State Farm Mutual Automobile Insurance Co. v. Ford

537 S.W.2d 138 (1976)

STATE FARM MUTUAL AUTOMOBILE INSURANCE COMPANY, Appellant,
v.
Robert William FORD, Jr., et al., Appellees.

No. 1329.

Court of Civil Appeals of Texas, Houston (14th Dist.).

May 12, 1976. Rehearing Denied June 2, 1976.

John T. Golden, Vinson, Elkins, Searls, Connally & Smith, Houston, for appellant.

Paul F. Jensen, Morgan, Dudensing & Tullis, Houston, for appellees.

COULSON, Justice.

This is an uninsured motorist case. Trial was had to the court sitting without a jury upon agreed stipulations and agreements. Judgment was entered against State Farm Mutual Automobile Insurance Company for $10,000. State Farm has brought this appeal. We reverse and render.

On October 18, 1969 Mrs. Joan Elizabeth Ford was a passenger in an automobile driven by Mrs. Shirley Harvey when the Harvey automobile was in a collision with a vehicle driven by Jeffrey Whitten. The collision resulted in Joan Ford's death. She was survived by her husband Robert W. Ford, Jr. and their three children. Jeffrey Whitten, whose negligence caused the collision, was an uninsured motorist.

At the time of the collision, the Harvey automobile was covered by a policy of automobile liability insurance issued by Gulf Insurance Company, with a standard uninsured motorist clause coverage of bodily injury limits for one person in the amount of $10,000. Robert Ford had an automobile liability policy with State Farm containing the same standard uninsured motorist coverage. Robert Ford became the legal guardian of the three surviving minor children of Joan Ford. Gulf Insurance indicated their willingness to settle for the limits of their policy with Ford and the three children. Before a settlement could be reached, a claim was filed by Amanda Hartman Kettler and Nelson Kettler, the parents of Joan Ford. Suit was filed by Robert Ford in his individual capacity and as guardian for Joan Ford's three children against Gulf Insurance and State Farm claiming benefits of the uninsured motorist provisions of each of the policies.

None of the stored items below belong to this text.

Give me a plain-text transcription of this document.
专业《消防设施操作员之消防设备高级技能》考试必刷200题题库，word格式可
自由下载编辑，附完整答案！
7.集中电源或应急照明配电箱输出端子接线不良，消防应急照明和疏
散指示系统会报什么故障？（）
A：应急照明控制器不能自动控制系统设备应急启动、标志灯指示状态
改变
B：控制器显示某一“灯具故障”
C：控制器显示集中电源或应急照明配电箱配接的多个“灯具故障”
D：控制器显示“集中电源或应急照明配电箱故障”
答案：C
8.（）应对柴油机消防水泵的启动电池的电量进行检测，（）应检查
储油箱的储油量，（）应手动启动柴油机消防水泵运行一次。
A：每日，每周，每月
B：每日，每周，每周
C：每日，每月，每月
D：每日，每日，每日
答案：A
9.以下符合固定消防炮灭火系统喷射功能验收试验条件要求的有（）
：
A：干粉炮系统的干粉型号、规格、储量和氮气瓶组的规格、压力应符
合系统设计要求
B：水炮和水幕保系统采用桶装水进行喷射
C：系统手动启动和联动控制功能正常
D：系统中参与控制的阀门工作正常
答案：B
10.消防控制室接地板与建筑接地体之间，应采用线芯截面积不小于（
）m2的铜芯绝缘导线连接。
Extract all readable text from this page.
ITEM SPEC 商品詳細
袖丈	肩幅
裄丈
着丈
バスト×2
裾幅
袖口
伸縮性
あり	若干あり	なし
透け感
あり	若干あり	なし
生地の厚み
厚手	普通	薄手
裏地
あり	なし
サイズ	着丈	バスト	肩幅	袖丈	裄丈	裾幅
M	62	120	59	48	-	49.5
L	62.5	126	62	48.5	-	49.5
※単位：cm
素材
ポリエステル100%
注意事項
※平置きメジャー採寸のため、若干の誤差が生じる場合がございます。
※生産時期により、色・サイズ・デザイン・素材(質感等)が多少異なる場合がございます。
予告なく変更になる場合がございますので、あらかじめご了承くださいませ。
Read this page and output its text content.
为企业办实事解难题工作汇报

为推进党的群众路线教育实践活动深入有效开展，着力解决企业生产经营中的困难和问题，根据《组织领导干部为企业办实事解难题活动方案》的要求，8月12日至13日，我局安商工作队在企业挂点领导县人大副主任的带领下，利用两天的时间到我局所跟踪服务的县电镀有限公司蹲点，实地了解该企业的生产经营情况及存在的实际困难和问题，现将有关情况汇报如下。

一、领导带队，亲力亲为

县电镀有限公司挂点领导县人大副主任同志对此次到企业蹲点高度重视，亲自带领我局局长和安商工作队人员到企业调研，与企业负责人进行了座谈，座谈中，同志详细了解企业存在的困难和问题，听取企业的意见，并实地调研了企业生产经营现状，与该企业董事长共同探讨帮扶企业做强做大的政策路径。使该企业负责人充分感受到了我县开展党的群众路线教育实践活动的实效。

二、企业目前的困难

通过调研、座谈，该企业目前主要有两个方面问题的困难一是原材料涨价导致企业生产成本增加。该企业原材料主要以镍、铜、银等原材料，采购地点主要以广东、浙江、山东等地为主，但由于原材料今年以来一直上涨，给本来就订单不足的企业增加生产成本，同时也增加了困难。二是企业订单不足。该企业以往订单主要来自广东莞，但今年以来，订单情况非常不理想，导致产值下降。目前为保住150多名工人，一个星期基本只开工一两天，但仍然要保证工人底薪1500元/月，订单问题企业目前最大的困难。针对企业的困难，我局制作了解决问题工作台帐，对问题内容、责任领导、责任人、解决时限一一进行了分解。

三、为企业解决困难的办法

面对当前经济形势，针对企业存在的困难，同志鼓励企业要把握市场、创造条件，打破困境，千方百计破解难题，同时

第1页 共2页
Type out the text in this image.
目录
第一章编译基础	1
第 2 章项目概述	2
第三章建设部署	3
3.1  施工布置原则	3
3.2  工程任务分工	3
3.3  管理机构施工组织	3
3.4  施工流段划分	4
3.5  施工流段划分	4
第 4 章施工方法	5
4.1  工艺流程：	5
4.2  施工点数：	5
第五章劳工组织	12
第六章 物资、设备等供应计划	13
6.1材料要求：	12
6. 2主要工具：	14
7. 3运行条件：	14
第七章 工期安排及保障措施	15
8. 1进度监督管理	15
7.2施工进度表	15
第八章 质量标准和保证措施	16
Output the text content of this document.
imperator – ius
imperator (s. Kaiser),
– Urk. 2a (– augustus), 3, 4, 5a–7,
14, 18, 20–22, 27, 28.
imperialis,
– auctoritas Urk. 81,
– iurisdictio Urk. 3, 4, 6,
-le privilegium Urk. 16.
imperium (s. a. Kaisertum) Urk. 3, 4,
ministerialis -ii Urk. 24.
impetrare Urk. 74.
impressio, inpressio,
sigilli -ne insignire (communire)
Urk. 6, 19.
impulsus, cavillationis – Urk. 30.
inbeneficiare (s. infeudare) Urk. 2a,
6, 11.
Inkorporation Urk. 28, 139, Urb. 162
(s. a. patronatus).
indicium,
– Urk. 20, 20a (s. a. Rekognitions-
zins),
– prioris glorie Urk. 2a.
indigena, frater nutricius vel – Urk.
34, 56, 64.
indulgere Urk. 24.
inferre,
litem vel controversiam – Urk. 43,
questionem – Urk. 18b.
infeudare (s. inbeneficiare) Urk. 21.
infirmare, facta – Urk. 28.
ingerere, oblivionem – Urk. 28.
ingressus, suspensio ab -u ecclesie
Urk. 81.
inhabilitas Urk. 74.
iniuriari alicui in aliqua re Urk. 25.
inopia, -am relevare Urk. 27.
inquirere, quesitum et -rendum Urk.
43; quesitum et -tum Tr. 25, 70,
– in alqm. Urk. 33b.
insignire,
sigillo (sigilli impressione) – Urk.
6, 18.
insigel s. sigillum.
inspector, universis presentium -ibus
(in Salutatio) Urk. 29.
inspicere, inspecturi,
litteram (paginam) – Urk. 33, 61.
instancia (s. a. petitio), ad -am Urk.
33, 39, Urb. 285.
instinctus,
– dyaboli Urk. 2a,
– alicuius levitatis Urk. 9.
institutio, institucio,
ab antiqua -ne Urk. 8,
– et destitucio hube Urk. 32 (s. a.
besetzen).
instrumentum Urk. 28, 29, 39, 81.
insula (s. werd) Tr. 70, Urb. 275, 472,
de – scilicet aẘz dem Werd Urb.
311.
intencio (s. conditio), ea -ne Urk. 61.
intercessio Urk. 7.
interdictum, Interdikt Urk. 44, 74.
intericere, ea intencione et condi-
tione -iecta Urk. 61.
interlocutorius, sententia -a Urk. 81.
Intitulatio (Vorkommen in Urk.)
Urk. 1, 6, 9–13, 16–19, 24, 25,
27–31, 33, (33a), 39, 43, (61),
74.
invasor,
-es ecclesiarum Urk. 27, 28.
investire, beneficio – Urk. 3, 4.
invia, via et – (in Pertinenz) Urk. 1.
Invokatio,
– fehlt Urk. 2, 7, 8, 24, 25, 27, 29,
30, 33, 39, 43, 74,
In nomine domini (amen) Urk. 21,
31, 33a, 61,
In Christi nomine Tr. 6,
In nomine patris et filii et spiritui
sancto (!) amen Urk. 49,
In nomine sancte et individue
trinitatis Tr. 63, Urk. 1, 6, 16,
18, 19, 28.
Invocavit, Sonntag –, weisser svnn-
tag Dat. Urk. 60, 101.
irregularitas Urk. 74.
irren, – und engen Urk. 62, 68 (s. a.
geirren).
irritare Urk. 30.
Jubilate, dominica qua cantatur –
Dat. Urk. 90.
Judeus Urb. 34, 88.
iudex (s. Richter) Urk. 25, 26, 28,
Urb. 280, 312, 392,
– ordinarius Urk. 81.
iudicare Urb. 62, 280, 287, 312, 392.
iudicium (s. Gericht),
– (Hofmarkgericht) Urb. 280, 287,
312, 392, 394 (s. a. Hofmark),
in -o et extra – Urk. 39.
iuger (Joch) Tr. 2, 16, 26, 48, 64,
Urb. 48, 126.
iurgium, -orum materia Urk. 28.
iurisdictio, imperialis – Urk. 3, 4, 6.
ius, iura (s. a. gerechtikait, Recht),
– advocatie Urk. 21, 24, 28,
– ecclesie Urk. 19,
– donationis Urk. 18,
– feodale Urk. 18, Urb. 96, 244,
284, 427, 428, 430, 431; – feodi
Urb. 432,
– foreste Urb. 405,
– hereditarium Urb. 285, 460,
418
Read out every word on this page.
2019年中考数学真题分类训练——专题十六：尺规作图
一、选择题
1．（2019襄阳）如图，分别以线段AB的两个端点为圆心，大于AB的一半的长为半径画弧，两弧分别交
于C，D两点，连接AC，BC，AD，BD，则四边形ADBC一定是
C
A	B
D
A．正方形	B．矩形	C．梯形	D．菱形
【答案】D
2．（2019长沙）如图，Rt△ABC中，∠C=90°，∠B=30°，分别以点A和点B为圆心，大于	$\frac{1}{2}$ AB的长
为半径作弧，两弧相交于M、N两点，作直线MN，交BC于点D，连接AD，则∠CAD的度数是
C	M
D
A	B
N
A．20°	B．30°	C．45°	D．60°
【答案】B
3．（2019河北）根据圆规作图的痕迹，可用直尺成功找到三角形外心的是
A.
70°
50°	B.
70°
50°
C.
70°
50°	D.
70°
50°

Gulf answered and filed a cross-action and interpleader against Amanda Kettler and Nelson Kettler. Subsequently State Farm was served and an answer was filed.

Gulf paid $10,000 to the Fords and an agreed judgment was entered without participation by or consultation with State Farm. The cross-action of Gulf Insurance impleading Amanda and Nelson Kettler, who disclaimed any right to the proceeds, *139 was dismissed. Gulf paid $10,000 to the Fords.

The State Farm policy was a standard family automobile policy authorized by the State Board of Insurance which contained under the uninsured motorist coverage the following provision:

This policy does not apply to ... Part IV: ... (b) To bodily injury to an insured with respect to which such insured, his legal representative, or any person entitled to payment under this coverage, shall, without written consent of the company, make any settlement with any person or organization who may be legally liable therefor.

The effect of the exclusion clause quoted above is the only question presented by this suit. If the clause is valid and applicable to these facts, then it will prevent the Fords from recovering under the State Farm policy.

The exclusionary clause has been the subject of prior litigation. The cases of Castorena v. Employers Casualty Company, 526 S.W.2d 680 (Tex.Civ.App.-El Paso 1975, writ ref'd n. r. e.) and McClelland v. United Services Automobile Association, 525 S.W.2d 271 (Tex.Civ.App.-Beaumont 1975, writ ref'd) and Jessie v. Security Mutual Casualty Co., 488 S.W.2d 140 (Tex.Civ.App.-Fort Worth 1972, writ ref'd n. r. e.) and Grissom v. Southern Farm Bureau Casualty Ins. Co., 476 S.W.2d 448 (Tex.Civ.App.-Waco 1972, writ ref'd n. r. e.) considered the clause, and in each case it was held that the clause was enforceable.

We are compelled to follow these decisions. The judgment of the trial court is reversed and it is rendered that the Fords take nothing.